Let’s supposing that you have log files of some sort pouring in and you want to put aggregate data representing the logs into an rdmbs. To begin, let’s start with a blank slate, i.e., just dumping the data in. And let’s have a simple table, that in mysql is created via
CREATE TABLE `history` (
`id` int(11) NOT NULL auto_increment,
`hits` int(11) NOT NULL,
PRIMARY KEY (`id`)
);
I did a pass each for both MyISAM and Innodb with a million inserts.
engine |
queries per insert |
seconds (lower is better) |
MyISAM |
10000 |
7.046952963 |
MyISAM |
1000 |
7.342753172 |
MyISAM |
100 |
8.521313906 |
MyISAM |
10 |
31.44731498 |
MyISAM |
1 |
135.3045712 |
MyISAM | load data infile |
4.927606106 |
Innodb |
10000 |
19.76374817 |
Innodb |
1000 |
30.58060002 |
Innodb |
100 |
89.54839206 |
Innodb |
10 |
723.135994 |
Innodb | load data infile |
17.25715899 |
A multi-value insert for three values looks like this
INSERT INTO today (hits) VALUES (?), (?), (?)

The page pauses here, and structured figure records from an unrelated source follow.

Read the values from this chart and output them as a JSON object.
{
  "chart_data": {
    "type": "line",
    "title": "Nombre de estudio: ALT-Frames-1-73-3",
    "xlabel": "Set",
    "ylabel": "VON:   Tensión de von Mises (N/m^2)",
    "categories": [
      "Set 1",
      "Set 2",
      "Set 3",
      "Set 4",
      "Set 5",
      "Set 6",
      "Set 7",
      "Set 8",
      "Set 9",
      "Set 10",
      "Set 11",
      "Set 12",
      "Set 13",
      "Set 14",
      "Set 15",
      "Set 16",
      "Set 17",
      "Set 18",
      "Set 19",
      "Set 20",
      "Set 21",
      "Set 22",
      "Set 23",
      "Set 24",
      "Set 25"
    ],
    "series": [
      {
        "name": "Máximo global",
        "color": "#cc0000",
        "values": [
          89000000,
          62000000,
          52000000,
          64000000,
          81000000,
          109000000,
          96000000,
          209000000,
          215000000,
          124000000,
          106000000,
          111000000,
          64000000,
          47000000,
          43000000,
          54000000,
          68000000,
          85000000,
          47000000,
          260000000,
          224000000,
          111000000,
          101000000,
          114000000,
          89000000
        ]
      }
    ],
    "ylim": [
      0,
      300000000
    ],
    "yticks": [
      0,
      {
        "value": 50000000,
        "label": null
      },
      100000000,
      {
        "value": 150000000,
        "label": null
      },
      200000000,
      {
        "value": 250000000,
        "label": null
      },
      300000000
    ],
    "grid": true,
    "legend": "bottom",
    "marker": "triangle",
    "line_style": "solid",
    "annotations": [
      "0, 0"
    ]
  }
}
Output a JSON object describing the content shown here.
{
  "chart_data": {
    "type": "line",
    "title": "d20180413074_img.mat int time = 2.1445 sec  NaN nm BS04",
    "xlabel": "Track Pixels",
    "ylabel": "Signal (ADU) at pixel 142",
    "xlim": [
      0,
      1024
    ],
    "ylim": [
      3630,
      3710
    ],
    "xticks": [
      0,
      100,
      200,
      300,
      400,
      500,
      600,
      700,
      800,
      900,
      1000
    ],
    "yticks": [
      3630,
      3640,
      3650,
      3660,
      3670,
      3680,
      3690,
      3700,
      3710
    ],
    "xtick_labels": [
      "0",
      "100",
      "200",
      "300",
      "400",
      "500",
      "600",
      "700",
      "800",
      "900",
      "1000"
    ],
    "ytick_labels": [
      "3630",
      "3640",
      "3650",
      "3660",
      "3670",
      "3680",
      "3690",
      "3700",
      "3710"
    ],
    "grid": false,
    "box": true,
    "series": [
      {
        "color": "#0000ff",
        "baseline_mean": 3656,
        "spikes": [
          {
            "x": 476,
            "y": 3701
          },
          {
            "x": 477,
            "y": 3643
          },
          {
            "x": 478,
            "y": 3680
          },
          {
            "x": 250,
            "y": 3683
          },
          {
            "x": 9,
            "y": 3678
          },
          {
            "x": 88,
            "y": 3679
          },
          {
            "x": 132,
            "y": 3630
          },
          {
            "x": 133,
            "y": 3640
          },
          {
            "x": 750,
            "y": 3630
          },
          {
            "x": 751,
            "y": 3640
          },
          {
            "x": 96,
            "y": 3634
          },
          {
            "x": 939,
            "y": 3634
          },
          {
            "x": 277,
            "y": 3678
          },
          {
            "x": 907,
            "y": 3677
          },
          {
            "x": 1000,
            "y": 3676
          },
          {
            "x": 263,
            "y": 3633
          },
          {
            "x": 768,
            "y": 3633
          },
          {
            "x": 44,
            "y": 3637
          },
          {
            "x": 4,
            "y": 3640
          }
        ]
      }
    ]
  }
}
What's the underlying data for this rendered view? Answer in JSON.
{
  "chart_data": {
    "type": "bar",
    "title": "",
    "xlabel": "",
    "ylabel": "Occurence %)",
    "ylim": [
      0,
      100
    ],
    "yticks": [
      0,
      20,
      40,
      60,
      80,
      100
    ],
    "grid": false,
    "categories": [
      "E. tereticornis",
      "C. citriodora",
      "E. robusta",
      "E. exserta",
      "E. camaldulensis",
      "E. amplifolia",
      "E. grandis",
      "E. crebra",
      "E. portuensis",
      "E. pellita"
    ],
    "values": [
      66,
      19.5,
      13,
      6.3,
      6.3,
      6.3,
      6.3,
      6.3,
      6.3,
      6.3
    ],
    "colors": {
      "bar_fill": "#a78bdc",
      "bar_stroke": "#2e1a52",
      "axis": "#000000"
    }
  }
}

Then I execute with the three values.
The fact that inserts with 1000 values start to approach the load data infile numbers is a little compelling. But let’s suppose that we want to do every insert from a bulk load but we want to have a table (like history above) that has aggregate data, += style. Is it possible? Sure.
Here is one approach for mysql:
- Create a temp table, which I will call today
- Bulk load the data into today
- Run the query INSERT INTO history (SELECT * FROM today) ON DUPLICATE KEY UPDATE history.hits = history.hits + today.hits;
- Drop today
I would like to apply this strategy and contribute some pig code that allows for bulk insert. This would (I think) allow for some pretty large scale aggregating all from with a “simple” pig script. Would also like to start using chukwa, but it looks a little tough. I think the architecture would then look something like
web servers -> chukwa -> pig -> mysql
Think then I would be pretty well at yahoo! or facebook scale.
Guess we’ll see how it all goes 🙂
Enjoy!
Earl